Microsoft, for the past six years, has included a bug-riddled driver called secdrv.sys which is a DRM file for a company called Macrovision, in their Windows XP and 2003 products. This file can only be used for games; games created by Macrovision. Skilled hackers can gain full control of a Windows XP / 2003 computer through this file.
Now, in defense of Microsoft, the same thing could very well happen with any operating system. If a file included in Linux for the past six years had a flaw that nobody noticed, it could very easily unknowingly decrease the security therein. Yes. BUT!
I have one question: Why, oh why, did Microsoft include a file for games which might never-ever be played, or even installed, or even allowed???!
That baffles me. This is one (huge) difference between Linux and Windows. My preferred distro (Gentoo) enables me to have complete
control over what is or is not installed on my computer. If I want to try to use my computer without installing the freaking kernel, I, in my infinite wisdom and knowledge, can certainly try.
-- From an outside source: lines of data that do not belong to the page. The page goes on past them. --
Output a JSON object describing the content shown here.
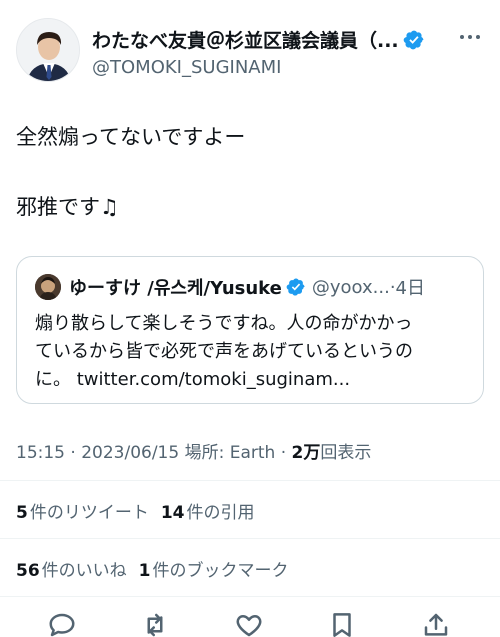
{
  "author": {
    "display_name": "わたなべ友貴＠杉並区議会議員（...",
    "handle": "@TOMOKI_SUGINAMI"
  },
  "tweet": {
    "line1": "全然煽ってないですよー",
    "line2": "邪推です",
    "line2_emoji": "♫"
  },
  "quoted_tweet": {
    "display_name": "ゆーすけ /유스케/Yusuke",
    "handle": "@yoox...",
    "separator": " · ",
    "time": "4日",
    "text_lines": [
      "煽り散らして楽しそうですね。人の命がかかっ",
      "ているから皆で必死で声をあげているというの",
      "に。 twitter.com/tomoki_suginam..."
    ]
  },
  "meta": {
    "timestamp_prefix": "15:15 · 2023/06/15 場所: Earth · ",
    "views_count": "2万",
    "views_label": "回表示"
  },
  "stats": {
    "retweets_count": "5",
    "retweets_label": "件のリツイート",
    "quotes_count": "14",
    "quotes_label": "件の引用",
    "likes_count": "56",
    "likes_label": "件のいいね",
    "bookmarks_count": "1",
    "bookmarks_label": "件のブックマーク"
  },
  "colors": {
    "verified": "#1d9bf0",
    "secondary_text": "#536471",
    "primary_text": "#0f1419",
    "border": "#cfd9de"
  },
  "icons": [
    "verified-badge-icon",
    "more-icon",
    "reply-icon",
    "retweet-icon",
    "like-icon",
    "bookmark-icon",
    "share-icon"
  ]
}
Albeit insane to try such a thing, at least it is possible in Linux!
Try doing anything similar in Windows.
I can assure you my Linux box is more secure than your Windows box because of that beautiful, glorious fact.
With Gentoo, I control what I install. With Windows, you don't.
If I know I'm not going to be playing games with my work web server, I don't have to install a-n-y-t-h-i-n-g
related to games - even a GUI. And less programs installed equals less possiblity of a vulerability. Try installing Windows Server 2003 with no GUI. Have fun.
Heck, try installing Windows Server 2003 without this stinking "included by default" file which is only for games by a specific vendor! Sure, you can delete it after-the-fact, but who's to say there isn't another one lurking in the midst of the system directory somewhere.... for another game
.... by another vendor... installed by default on a computer which is going to be used as a freaking email server!
Yup... I'd say the case is closed. By this fact alone, Linux is indeed far more inherently secure than Windows is, and until Microsoft starts giving their users more control, Windows will always be inherently less secure. Period.
None of this even mentions the other added security bonuses in Linux such as not having to wait for patches to be written by a single corporation, rolled out on their behemoth updating program, which only rolls once a month.
Or not using the administrator as the default user.
Or allowing multiple competing programs on the same machine, thus making code cleaner, leaner, and meaner... (eat your heart out, Windows media player)
ah.. you get the point.
Anyone who tells you Windows is just as secure as Linux, is filling you full of horsepucky.